To assess the robustness of clusters, the iterative clustering procedure described above was repeated 100 times for random sets of 80% of samples. A co-clustering matrix was generated that represented the proportion of clustering iterations that each pair of samples were assigned to the same cluster. Average-linkage hierarchical clustering was applied to this matrix followed by dynamic branch cutting using "cutreeHybrid" in the R package WGCNA \cite{langfelder2007defining} with cut height ranging from 0.01 to 0.99 in steps of 0.01. A cut height was selected that resulted in the median number of clusters detected across all 100 iterations.
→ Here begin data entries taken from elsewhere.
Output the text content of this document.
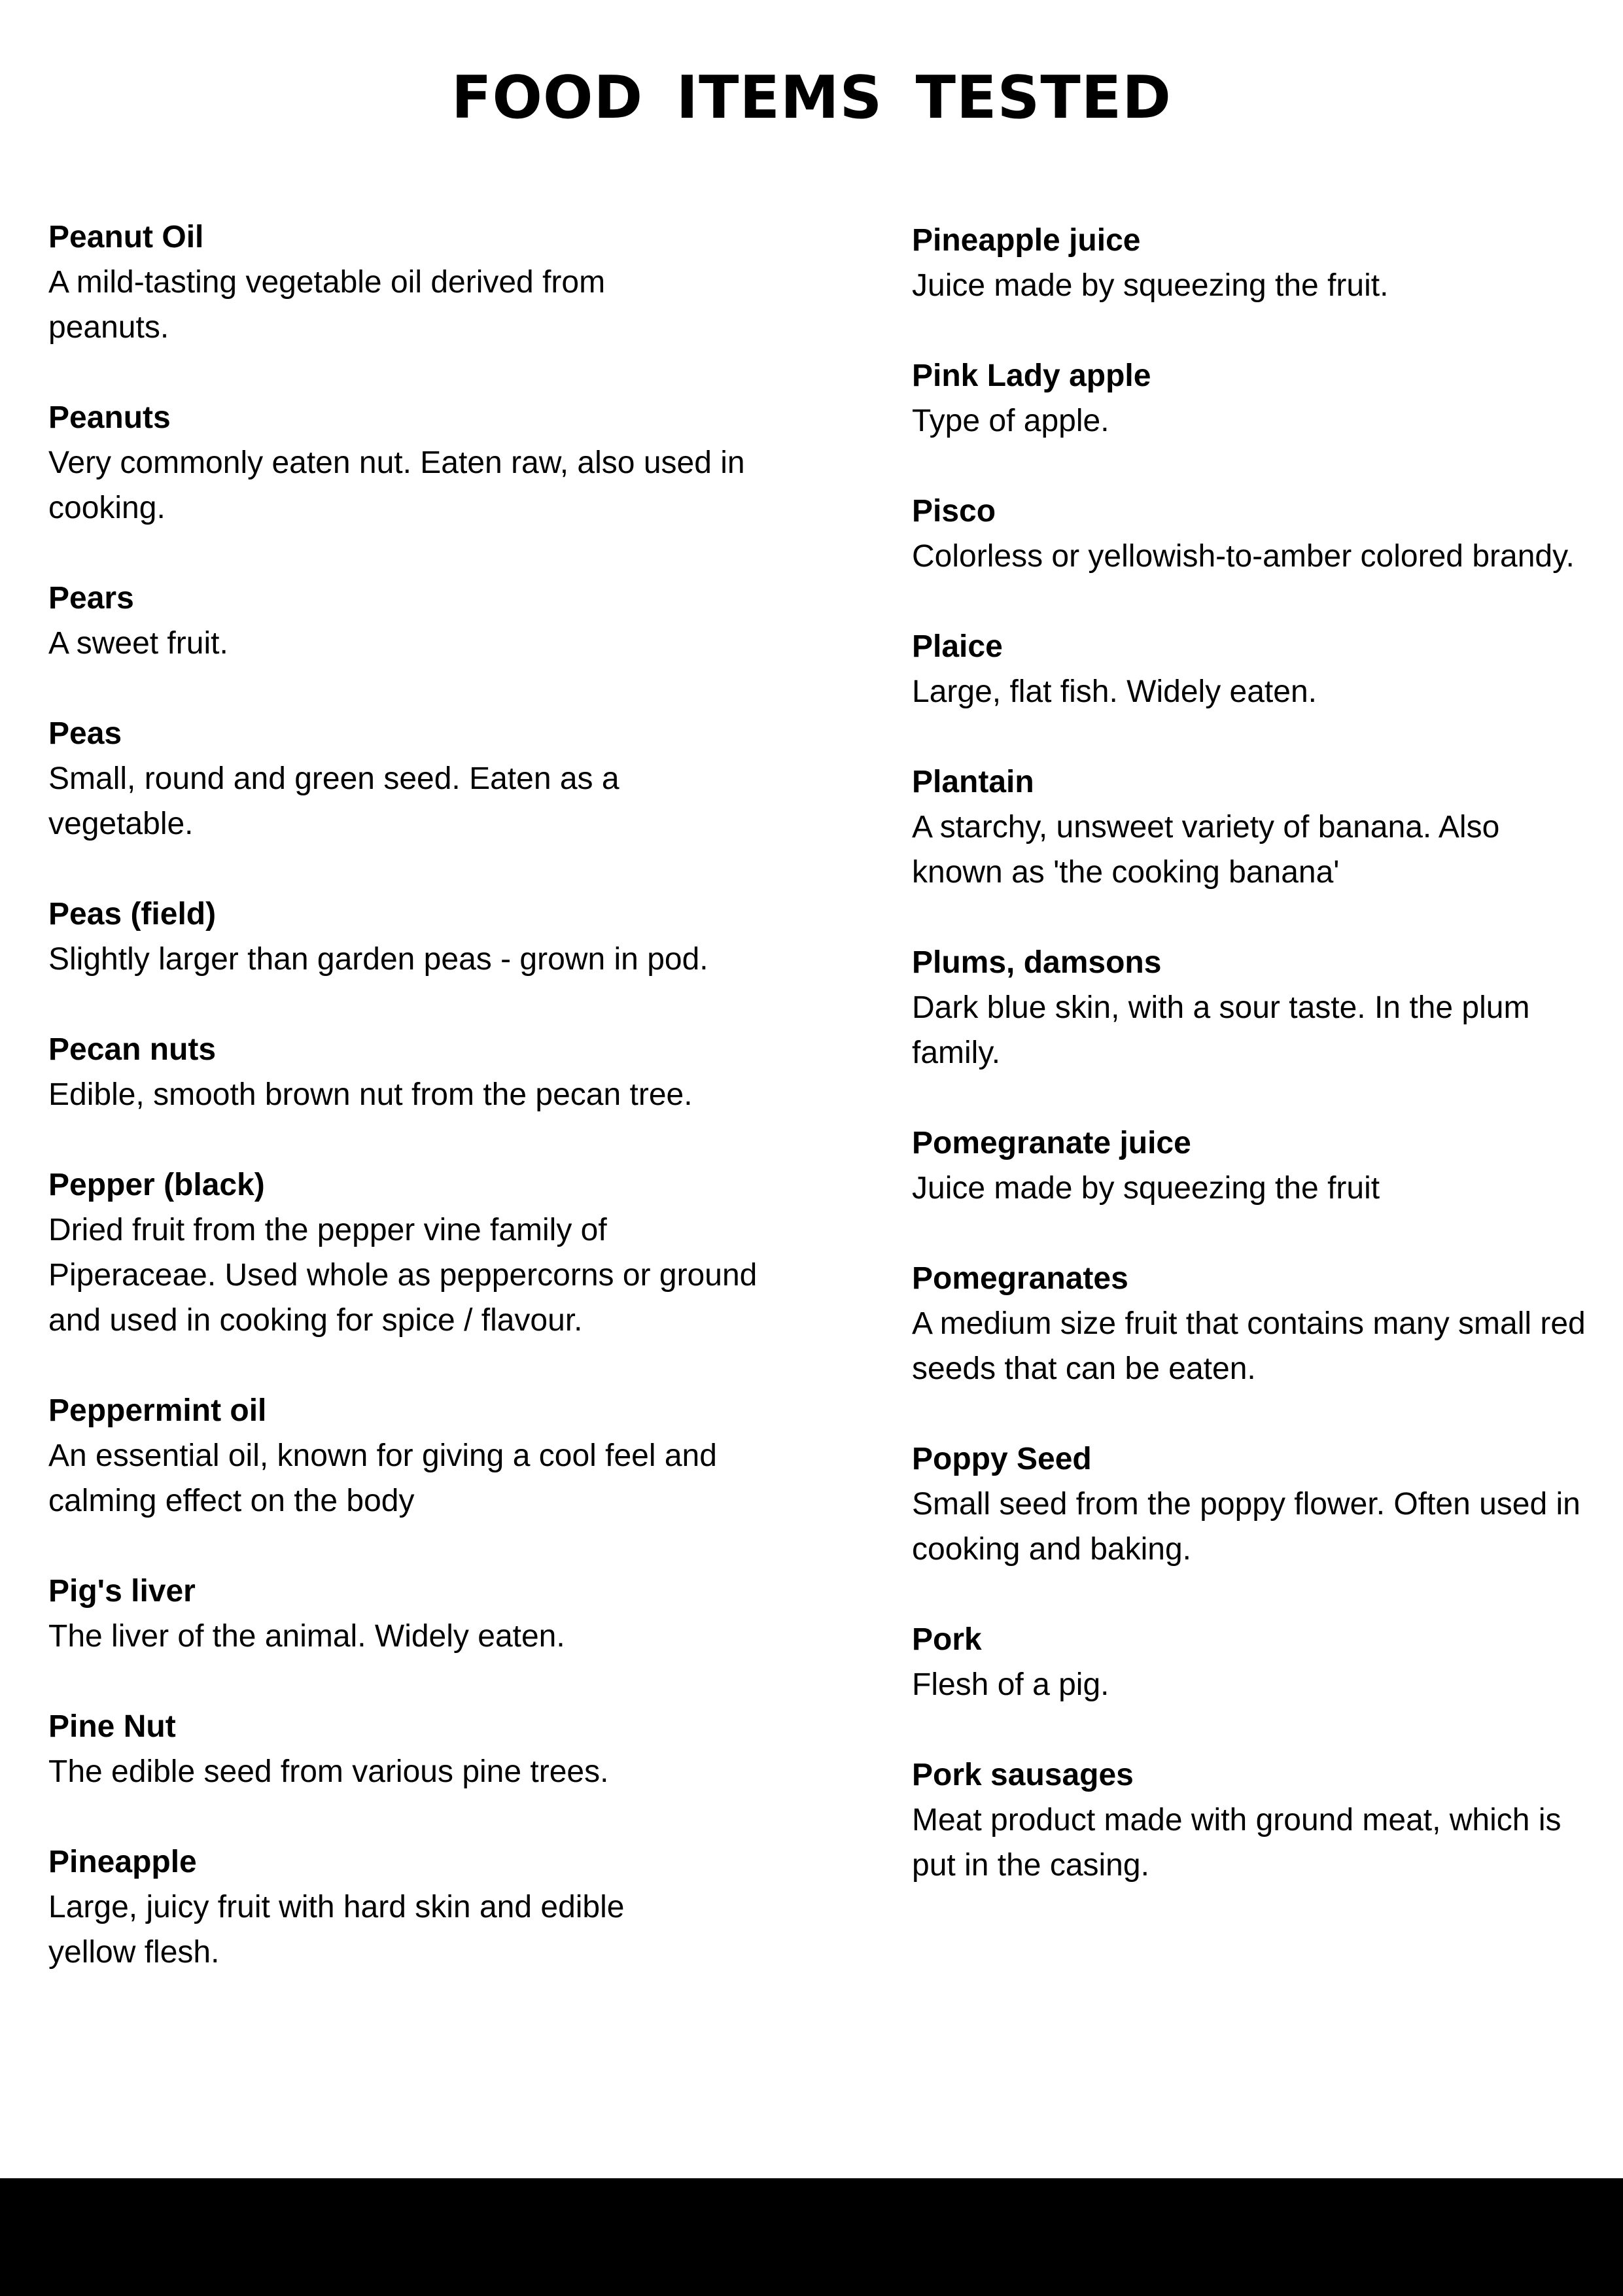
FOOD ITEMS TESTED

Peanut Oil

A mild-tasting vegetable oil derived from peanuts.

Peanuts

Very commonly eaten nut. Eaten raw, also used in cooking.

Pears

A sweet fruit.

Peas

Small, round and green seed. Eaten as a vegetable.

Peas (field)

Slightly larger than garden peas - grown in pod.

Pecan nuts

Edible, smooth brown nut from the pecan tree.

Pepper (black)

Dried fruit from the pepper vine family of Piperaceae. Used whole as peppercorns or ground and used in cooking for spice / flavour.

Peppermint oil

An essential oil, known for giving a cool feel and calming effect on the body

Pig's liver

The liver of the animal. Widely eaten.

Pine Nut

The edible seed from various pine trees.

Pineapple

Large, juicy fruit with hard skin and edible yellow flesh.

Pineapple juice

Juice made by squeezing the fruit.

Pink Lady apple

Type of apple.

Pisco

Colorless or yellowish-to-amber colored brandy.

Plaice

Large, flat fish. Widely eaten.

Plantain

A starchy, unsweet variety of banana. Also known as 'the cooking banana'

Plums, damsons

Dark blue skin, with a sour taste. In the plum family.

Pomegranate juice

Juice made by squeezing the fruit

Pomegranates

A medium size fruit that contains many small red seeds that can be eaten.

Poppy Seed

Small seed from the poppy flower. Often used in cooking and baking.

Pork

Flesh of a pig.

Pork sausages

Meat product made with ground meat, which is put in the casing.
Cluster cohesion (average within cluster co-clustering) and separation (difference between within cluster co-clustering and maximum between cluster co-clustering) was calculated for all clusters. Marker genes were defined for all cluster pairs as described above, and clusters were merged if they had a co-clustering separation <0.25 or either cluster lacked at least one marker gene.

Scoring marker genes based on cluster specificity

Many genes were expressed in the majority of nuclei or cells in a subset of clusters. A marker score (beta) was defined for all genes to measure how binary expression was among clusters, independent of the number of clusters labeled. First, the proportion (xi) of samples in each cluster that expressed a gene above background level (CPM > 1) was calculated. Then, scores were defined as the squared differences in proportions normalized by the sum of absolute differences plus a small constant (ε) to avoid division by zero. Scores ranged from 0 to 1, and a perfectly binary marker had a score equal to 1.